Sometimes the rite was omitted on religious grounds, as we learn from Livy,
3.22: “Census actus eo anno, lustrum
propter Capitolium captum, consulem occisum, condi religiosum
fuit” (cf. Livy,
24.43), and probably
from other causes likewise; for the Fasti Capitolini, in which are entered
the censors, and the letters L F attached to the names of those who
completed this rite, show that, although the customary interval was five
years, not unfrequently six and seven years elapse, or sometimes only
[p. 2.104]four between each celebration. According to Livy
(
10.47), in the period between the first
appointment of censors (443 or 435 B.C.) and 294 B.C., there had only been twenty-six pairs of censors, and only
twenty-one
lustra. In later times the ceremony
was probably simplified. Cicero (
de Or. 2.66, 268) says,
“lustrum condidit et taurum immolavit.” The last
celebration of
a lustrum took place under
Vespasian, 74 A.D.
From the interval between the
lustra being
usually five years, the term
lustrum came
gradually to be used as a general expression for a period of five years.

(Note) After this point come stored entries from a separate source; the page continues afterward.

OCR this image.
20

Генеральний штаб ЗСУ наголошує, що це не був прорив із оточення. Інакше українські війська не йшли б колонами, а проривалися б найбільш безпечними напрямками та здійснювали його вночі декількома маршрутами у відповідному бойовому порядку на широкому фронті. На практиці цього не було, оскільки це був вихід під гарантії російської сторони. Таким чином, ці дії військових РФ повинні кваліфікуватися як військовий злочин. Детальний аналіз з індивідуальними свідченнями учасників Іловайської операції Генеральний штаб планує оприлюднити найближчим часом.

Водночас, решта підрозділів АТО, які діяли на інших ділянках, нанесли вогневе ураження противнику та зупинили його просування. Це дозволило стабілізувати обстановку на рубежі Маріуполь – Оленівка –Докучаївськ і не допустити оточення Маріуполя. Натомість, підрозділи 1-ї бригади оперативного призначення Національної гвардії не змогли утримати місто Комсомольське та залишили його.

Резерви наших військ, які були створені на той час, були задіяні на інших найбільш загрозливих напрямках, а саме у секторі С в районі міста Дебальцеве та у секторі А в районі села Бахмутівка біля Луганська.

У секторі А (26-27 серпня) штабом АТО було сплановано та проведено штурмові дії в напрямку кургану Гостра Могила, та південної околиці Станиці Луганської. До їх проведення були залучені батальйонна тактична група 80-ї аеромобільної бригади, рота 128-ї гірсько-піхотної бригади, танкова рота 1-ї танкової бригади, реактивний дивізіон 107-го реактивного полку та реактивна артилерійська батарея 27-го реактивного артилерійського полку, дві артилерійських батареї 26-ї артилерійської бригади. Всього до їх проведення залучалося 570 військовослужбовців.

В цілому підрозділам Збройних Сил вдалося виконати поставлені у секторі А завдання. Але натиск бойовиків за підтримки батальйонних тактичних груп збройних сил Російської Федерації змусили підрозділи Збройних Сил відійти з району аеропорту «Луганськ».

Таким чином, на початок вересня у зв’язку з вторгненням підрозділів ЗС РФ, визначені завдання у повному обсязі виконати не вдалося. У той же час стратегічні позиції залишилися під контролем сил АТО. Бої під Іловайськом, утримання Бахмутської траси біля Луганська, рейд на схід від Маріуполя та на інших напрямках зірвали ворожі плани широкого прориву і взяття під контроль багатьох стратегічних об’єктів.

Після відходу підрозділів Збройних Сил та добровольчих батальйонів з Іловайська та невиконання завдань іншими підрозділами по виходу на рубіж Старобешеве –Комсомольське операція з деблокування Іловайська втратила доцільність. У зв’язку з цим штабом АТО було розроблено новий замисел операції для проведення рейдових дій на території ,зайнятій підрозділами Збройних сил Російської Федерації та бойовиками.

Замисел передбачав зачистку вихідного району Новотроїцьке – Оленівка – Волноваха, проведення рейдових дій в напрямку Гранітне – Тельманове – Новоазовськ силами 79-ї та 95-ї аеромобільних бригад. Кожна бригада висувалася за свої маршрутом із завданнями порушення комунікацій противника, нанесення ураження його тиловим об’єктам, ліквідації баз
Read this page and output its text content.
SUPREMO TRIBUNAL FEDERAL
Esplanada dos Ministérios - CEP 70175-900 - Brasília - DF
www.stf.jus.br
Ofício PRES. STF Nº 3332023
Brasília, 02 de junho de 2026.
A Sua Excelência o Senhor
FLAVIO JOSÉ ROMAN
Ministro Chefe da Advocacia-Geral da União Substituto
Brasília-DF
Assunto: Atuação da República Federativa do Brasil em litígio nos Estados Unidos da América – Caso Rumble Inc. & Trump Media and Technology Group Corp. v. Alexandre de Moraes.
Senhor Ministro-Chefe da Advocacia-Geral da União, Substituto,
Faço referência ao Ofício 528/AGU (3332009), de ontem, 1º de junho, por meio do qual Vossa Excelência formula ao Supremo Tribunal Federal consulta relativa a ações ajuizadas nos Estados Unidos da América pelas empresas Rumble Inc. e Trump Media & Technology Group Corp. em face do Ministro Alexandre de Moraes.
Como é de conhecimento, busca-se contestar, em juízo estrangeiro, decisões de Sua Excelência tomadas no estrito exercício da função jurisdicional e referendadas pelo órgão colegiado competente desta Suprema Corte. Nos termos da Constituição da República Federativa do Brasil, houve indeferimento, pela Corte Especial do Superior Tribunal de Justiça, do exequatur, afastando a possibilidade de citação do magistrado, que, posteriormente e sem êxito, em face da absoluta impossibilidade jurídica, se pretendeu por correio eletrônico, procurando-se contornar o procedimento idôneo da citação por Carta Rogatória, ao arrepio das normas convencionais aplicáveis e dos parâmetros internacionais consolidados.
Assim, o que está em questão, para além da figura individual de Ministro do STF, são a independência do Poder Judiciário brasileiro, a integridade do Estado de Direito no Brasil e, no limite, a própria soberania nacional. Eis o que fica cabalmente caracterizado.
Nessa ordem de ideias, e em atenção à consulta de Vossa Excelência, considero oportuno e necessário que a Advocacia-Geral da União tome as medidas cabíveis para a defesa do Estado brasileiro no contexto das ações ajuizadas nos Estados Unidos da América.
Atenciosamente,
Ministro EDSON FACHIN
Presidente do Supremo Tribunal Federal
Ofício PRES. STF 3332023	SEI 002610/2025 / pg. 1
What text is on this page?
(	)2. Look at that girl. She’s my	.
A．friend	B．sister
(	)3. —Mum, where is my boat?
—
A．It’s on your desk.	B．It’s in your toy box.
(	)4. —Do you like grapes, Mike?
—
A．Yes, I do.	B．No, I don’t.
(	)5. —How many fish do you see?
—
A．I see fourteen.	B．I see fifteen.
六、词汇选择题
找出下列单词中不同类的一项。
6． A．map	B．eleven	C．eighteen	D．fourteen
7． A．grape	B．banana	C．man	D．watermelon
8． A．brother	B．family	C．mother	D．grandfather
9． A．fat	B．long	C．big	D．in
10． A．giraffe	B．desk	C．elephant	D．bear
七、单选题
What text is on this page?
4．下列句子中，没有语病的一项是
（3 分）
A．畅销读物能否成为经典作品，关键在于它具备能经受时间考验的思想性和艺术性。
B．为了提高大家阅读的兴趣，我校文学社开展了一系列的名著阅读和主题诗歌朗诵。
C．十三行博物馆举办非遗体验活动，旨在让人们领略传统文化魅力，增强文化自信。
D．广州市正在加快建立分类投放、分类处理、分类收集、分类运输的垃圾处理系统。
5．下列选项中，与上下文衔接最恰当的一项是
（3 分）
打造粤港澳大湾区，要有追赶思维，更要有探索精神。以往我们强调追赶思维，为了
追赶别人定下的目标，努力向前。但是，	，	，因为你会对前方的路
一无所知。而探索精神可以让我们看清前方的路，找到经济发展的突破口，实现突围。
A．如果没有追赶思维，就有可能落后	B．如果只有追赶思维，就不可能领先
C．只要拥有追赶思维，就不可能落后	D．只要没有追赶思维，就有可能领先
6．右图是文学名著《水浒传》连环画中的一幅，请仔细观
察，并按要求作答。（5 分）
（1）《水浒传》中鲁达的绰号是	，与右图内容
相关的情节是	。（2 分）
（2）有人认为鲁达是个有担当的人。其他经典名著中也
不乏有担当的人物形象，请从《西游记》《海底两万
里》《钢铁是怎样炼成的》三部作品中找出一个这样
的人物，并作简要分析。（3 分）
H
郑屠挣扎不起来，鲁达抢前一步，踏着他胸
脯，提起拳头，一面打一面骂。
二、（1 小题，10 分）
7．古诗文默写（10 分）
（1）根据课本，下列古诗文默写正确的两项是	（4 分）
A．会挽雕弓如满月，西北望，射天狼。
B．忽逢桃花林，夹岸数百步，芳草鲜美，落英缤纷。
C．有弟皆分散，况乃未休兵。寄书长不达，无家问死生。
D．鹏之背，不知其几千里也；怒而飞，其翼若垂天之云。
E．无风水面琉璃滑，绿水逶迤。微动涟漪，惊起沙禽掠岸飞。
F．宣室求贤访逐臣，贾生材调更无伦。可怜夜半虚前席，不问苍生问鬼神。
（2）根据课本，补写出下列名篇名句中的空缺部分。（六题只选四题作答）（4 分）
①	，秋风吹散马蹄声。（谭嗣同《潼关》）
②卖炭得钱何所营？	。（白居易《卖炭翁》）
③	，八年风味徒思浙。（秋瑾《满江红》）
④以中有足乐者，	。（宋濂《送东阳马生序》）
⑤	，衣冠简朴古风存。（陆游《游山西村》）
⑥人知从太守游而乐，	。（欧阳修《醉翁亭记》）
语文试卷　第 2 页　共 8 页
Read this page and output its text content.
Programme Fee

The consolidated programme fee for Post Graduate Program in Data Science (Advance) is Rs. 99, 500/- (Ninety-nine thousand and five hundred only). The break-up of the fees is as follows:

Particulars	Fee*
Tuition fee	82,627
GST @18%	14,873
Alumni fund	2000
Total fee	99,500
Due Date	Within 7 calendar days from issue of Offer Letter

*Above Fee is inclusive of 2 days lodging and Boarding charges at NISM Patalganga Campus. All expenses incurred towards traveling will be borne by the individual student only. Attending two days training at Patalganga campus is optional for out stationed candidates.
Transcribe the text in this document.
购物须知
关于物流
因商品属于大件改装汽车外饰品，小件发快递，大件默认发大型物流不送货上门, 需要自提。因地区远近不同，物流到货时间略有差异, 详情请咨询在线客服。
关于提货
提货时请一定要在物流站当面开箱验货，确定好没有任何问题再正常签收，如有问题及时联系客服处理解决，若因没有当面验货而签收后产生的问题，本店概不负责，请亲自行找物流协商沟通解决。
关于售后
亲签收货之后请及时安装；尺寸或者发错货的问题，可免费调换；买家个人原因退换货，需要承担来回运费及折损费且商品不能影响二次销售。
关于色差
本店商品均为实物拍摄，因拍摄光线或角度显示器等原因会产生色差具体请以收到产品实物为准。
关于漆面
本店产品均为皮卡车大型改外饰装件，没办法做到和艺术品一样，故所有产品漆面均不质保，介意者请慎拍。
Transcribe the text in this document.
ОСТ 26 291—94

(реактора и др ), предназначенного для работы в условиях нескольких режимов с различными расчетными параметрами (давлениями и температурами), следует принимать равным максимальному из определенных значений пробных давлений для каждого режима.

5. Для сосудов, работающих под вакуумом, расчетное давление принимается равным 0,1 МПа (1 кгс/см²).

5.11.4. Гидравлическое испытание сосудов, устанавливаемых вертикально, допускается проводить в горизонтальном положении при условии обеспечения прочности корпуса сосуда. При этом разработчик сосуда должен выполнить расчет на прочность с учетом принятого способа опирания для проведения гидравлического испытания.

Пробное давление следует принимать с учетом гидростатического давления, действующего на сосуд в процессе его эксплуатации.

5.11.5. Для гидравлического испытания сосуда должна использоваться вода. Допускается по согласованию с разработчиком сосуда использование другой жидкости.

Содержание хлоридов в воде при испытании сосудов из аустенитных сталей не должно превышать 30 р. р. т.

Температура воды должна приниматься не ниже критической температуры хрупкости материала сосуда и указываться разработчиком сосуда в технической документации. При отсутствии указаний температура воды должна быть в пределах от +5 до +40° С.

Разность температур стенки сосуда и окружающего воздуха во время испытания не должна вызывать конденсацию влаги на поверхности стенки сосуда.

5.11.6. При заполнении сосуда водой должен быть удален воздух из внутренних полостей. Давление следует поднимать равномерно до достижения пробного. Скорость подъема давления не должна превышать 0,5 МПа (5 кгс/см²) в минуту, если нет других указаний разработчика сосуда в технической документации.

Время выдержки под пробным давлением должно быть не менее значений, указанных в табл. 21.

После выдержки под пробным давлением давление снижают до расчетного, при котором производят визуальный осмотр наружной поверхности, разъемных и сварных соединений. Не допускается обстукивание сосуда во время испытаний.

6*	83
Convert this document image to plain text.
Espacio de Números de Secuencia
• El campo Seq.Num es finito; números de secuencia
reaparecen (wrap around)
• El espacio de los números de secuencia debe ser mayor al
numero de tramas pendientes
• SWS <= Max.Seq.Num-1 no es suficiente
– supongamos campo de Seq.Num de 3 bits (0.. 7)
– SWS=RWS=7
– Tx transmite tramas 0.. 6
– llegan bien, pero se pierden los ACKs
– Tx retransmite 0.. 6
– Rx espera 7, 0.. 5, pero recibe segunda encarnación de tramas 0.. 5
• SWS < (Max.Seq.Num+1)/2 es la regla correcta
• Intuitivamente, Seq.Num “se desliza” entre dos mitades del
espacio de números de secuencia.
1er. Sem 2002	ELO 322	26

But, according to the Roman method of computation, the phrase
quinto quoque anno might mean every four years. Thus
Cicero (
de Or. 3.32, 127) calls the Olympic festival
“maxima illa quinquennalis celebritas ludorum.” Thus
likewise the Roman priests interpreted the
quarto quoque
anno of the Julian Calendar as meaning every
three years (Macrob. 1.14, 1). Hence from the
earliest times there would be a vagueness in the use of the term. In the
writers of the Augustan age, who commonly use
lustrum in its general sense, we find its use fluctuating. Ovid,
for instance, uses it for a period of five years (
Amor. 3.6,
27: “nondum Troia fuit lustris obsessa duobus” ). In
Fasti, 3.119, he uses it in the same sense when
describing the year of Romulus ( “mensibus egerunt lustra minora
decem” ), but in the same poem (1. 165) where he is explaining the
Julian year and the intercalation of the
dies
bissextus ( “hic anni modus est: in lustrum accedere debet
quae consummatur partibus una dies” ),
lustrum must mean a period of four years. Again, from
Trist. 4.10, 96, and
Epp. ex Pont.
4.6, 5, we find that he identifies the Roman
lustrum with the Greek Olympiad ( “in Scythia nobis
quinquennis Olympias acta est: jam tempus lustri transit in
alterius” ), just as Polybius (
6.13) uses
πενταετηπὶς to translate the Latin
lustrum. The later writers seem to use it
only as a period of four years. Pliny (
Plin. Nat.
2.47) twice uses it of the four-year Julian cycle. We also find
on inscriptions the intervals of four years between the Capitoline games
instituted by Domitian described as
lustra; and
Censorinus (18), when defining the
lustrum or
annus magnus, seems unaware that it ever
differed from the Olympiad, or denoted any other period than four years.